Ahh, blissful 5:30 a.m. meditation. Or, more accurately, welcome to my own personal slice of hell. Often times when I’m at a retreat with Thich Nhat Hanh, I’ve heard him say that sometimes sitting on our meditation cushion feels good and serene. Our posture is stable, our mind is relaxed, and it is as though we are sitting on a beautiful lotus flower. And other times, it feels as though we are not sitting on a meditation cushion at all, but on burning hot coals. We fidget; we yawn; we change position once, twice, ten times; we begin making mental grocery lists; we check our watch every three minutes. Our practice time seems to stretch into one long, painful eternity.

So it was with my meditation practice this particular Saturday morning. I may as well have been sitting in a pit of fire. And my mind? No serenity, no stillness. My mind wasn’t even groggy. I observed with dismay that I was thinking things such as: “… ambrosial hours! Ha! There’s nothing magical about this. MY mind is fully awake. Where is that stillness I’m supposed to feel? (then, looking at Swamiji) Is she really this serene? (looking at the other people on their meditation cushions) What is wrong with these people? Show-offs. I could be in bed right now, but instead… stop it. I have to enjoy this! Stop being so negative!” I’m not going to lie and pretend that I settled down after this. This line of thinking continued on and on (and on!) for the entire 30 minutes of the meditation. My legs fell asleep. I lost count of the number of times I fantasized about lying down and napping. And it felt like hell, but it’s actually quite common, although we always think we’re the only ones losing our minds on the meditation cushion. Some days, the mental wrestling match is over quickly and I am able to actually meditate. Some days I simply practice being patient. This was one of those days. But it was still a good lesson about how things don’t ever go according to plan. You can’t serve up serenity and inner stillness on a plate, buffet-style. Sometimes all you can do is set up the conditions for serenity and stillness to visit you, and practice waiting.
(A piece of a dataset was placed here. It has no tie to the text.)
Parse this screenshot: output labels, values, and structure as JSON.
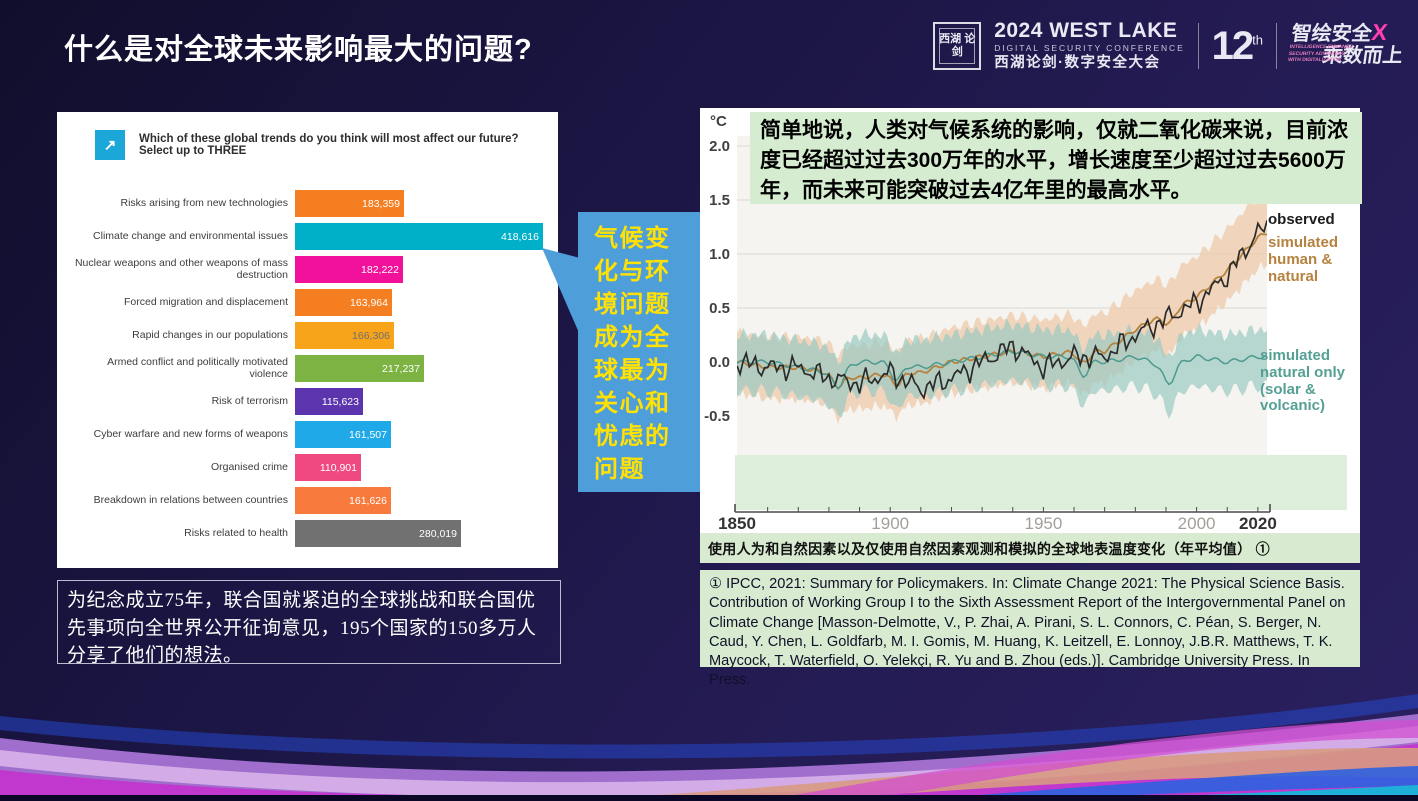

How we approach our meditation practice, or our yoga practice, can tell us a lot about how we approach life. We come up against our excuses, insecurities, and our reluctance. Sometimes it’s easy, and it feels good. Other times it’s downright unpleasant. But if we persevere with gentleness and with patience, we can conquer our minds and live better lives. All we need to do is to start somewhere—anywhere. Practice showing up to a class, taking a few deep breaths, and leaving your thoughts at the door. And watch what happens.